Une semaine de vacance

C’est fou ce que ça peut distraire, l’ennui…

Tenez, cette année, pour les congés, j’avais décidé de m’ennuyer. Seul, sac au dos, sur les routes monotones de la Creuse, je pensais transformer les vacances en vacance, ne trouver que le vide… Et puis, entre la saga des rencontres insolites et la ronde des souvenirs, j’ai découvert un vide étonnamment plein…

Ennuyeuse, la Creuse ? Et si, au terme de cette semaine de vacance, je parvenais à me surprendre… à vous surprendre ?
 

Fiche

Visuel
Année
2001
Édition
Luc Pire

Extrait

Cette année, pour les congés payés, j’ai décidé de m’ennuyer. Si l’on ne s’ennuie pas, le temps passe vite, et deux semaines, c’est si court ! Mais s’ennuyer, c’est ruminer le temps, le malaxer, l’étirer comme une pâte, comme une gomme extensible. C’est profiter de chaque grain de sable.

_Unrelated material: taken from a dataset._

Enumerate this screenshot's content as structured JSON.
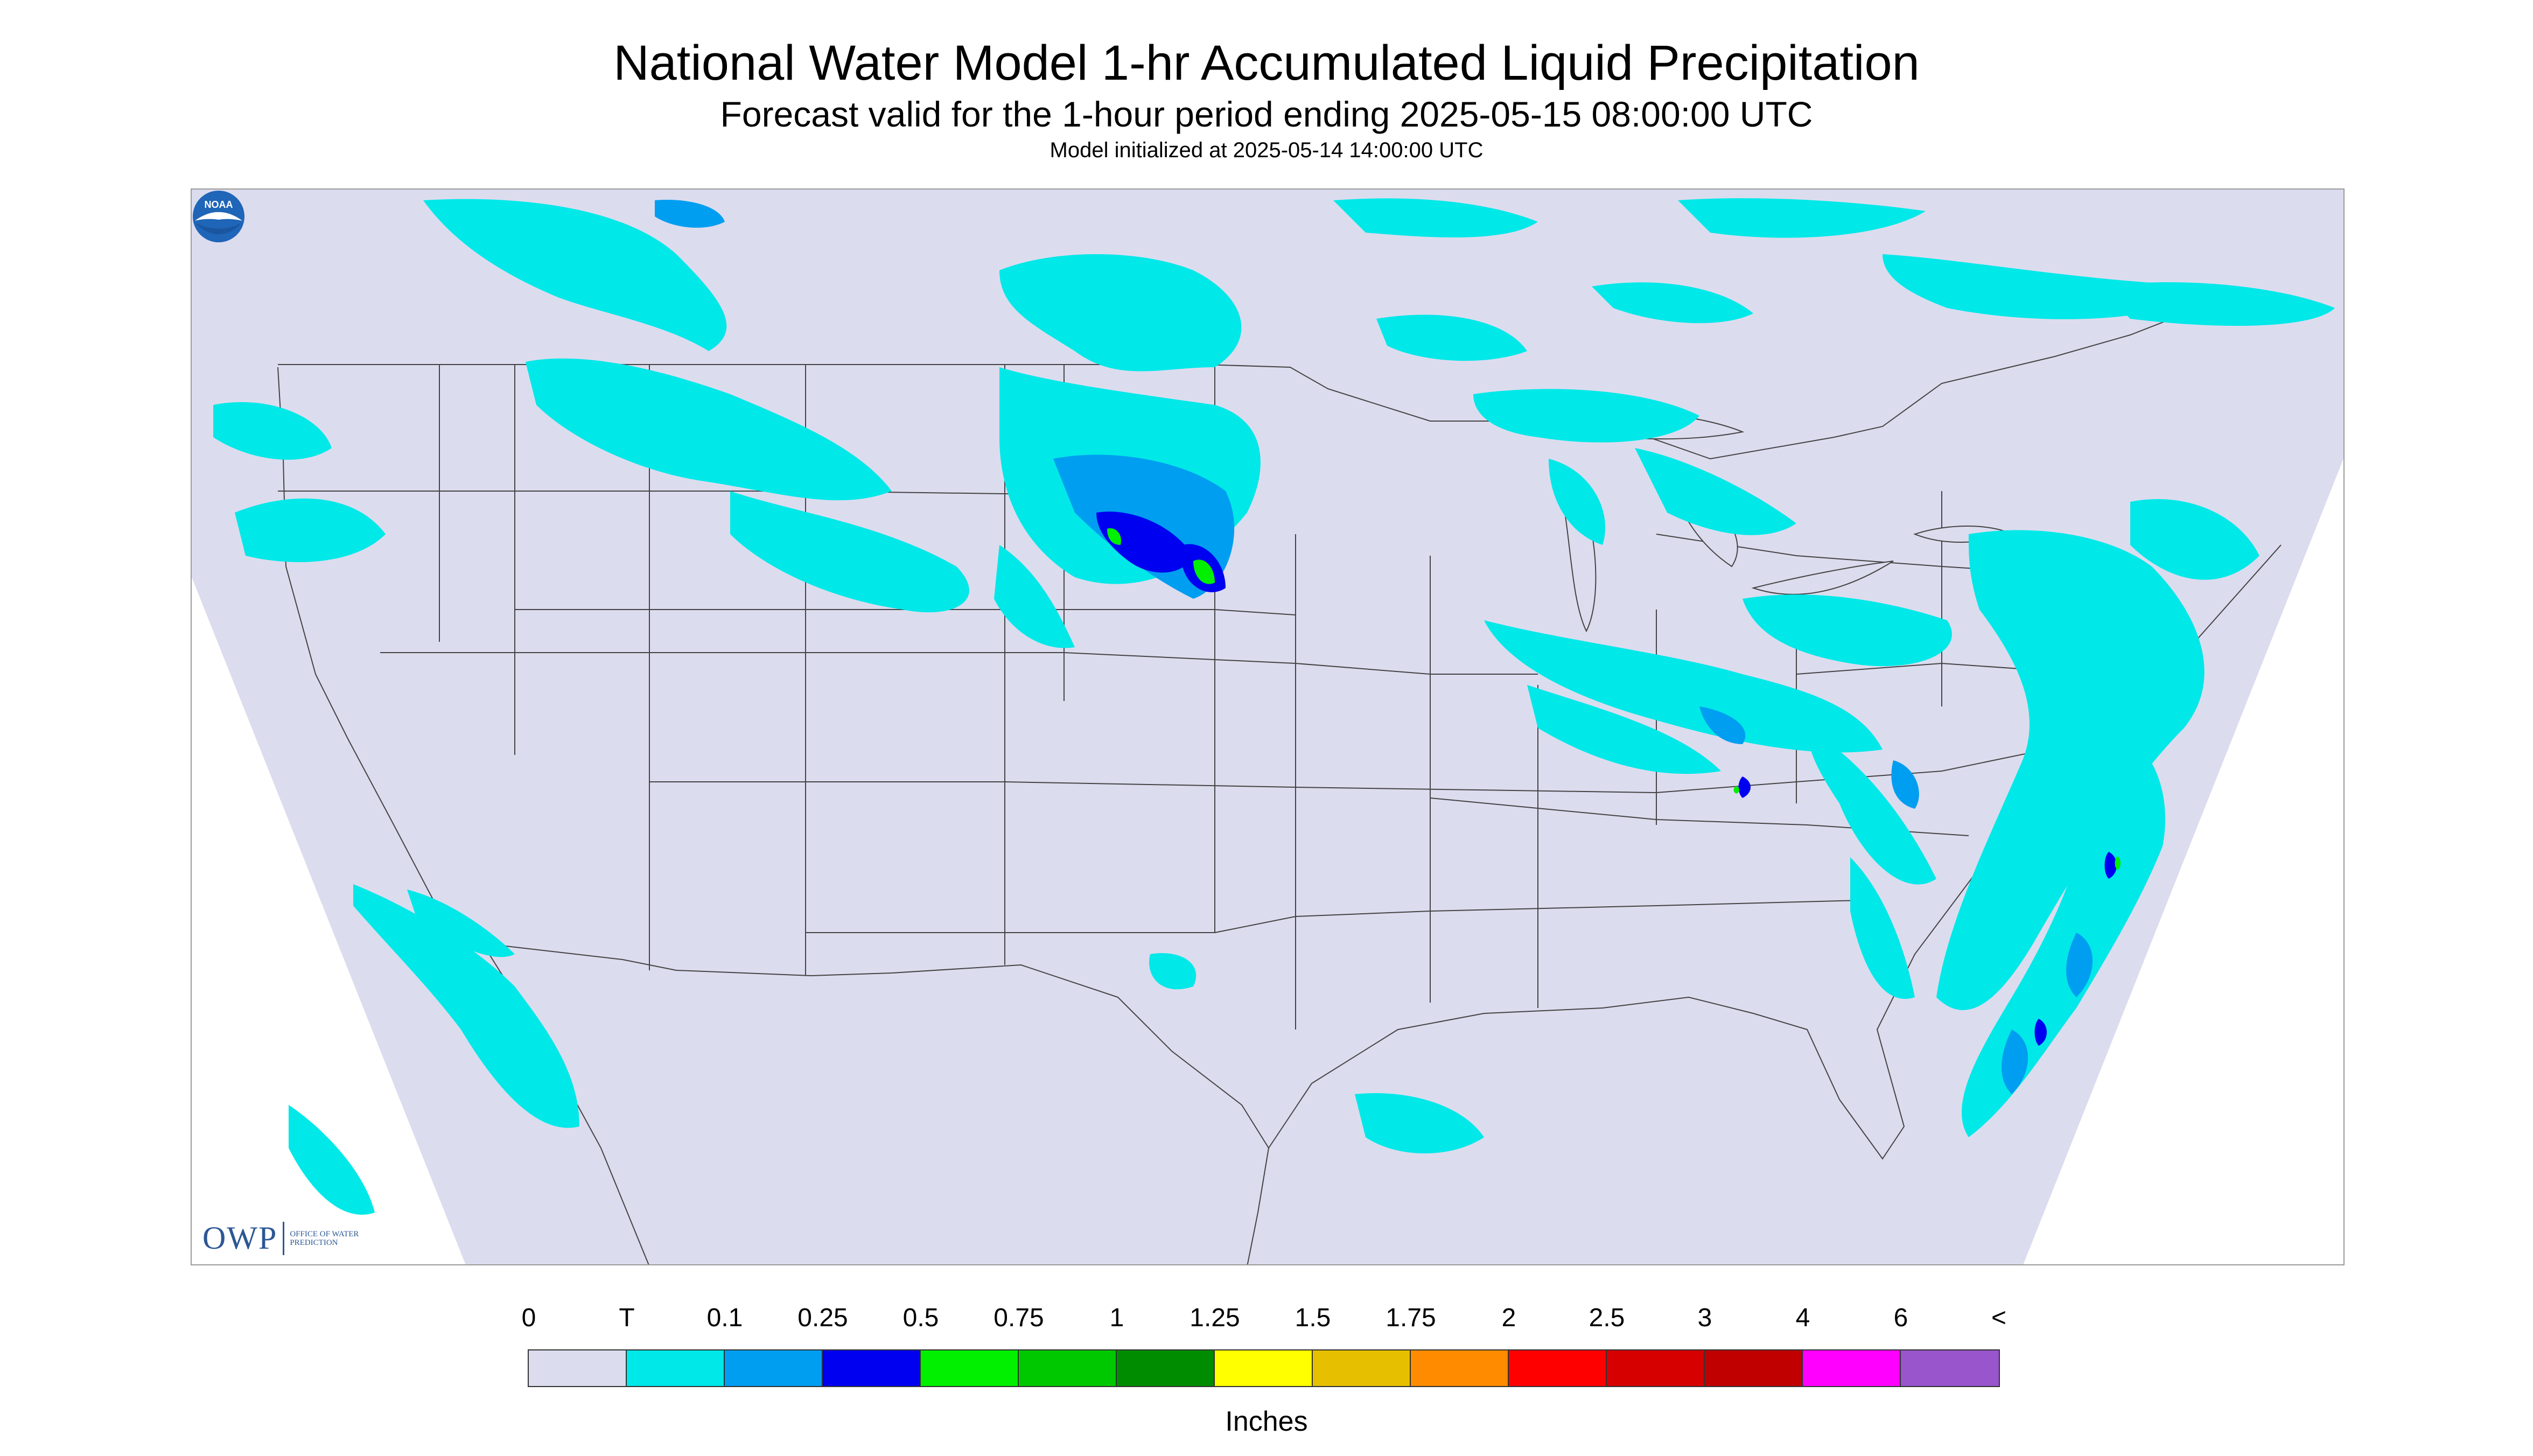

C’est pour cela que je préfère ne pas parler de vacances au pluriel, un mot qui – tout comme le mot loisirs évoque précisément l’absence de loisir, d’oisiveté – un mot, donc, qui renvoie lui aussi à un temps plein, meublé d’activités riches et variées, précisément le contraire de la vacance, c’est-à-dire du bienheureux vide.

J’ai toujours admiré cette racine, mère d’une riche famille : vacuité (quelle rime merveilleuse à fatuité !), vacuole (l’un des constituants de nos cellules, donc de notre être, serait le vide…), vacation, vacant, sans oublier ce « vacuum » étrange que je trouvais, enfant, sur certains produits emballés sous vide  ou encore, si ma mémoire est bonne, sur ces ingénieuses boîtes en matière plastique produites par une firme américaine au nom imprononçable spécialisée dans la démonstration à domicile.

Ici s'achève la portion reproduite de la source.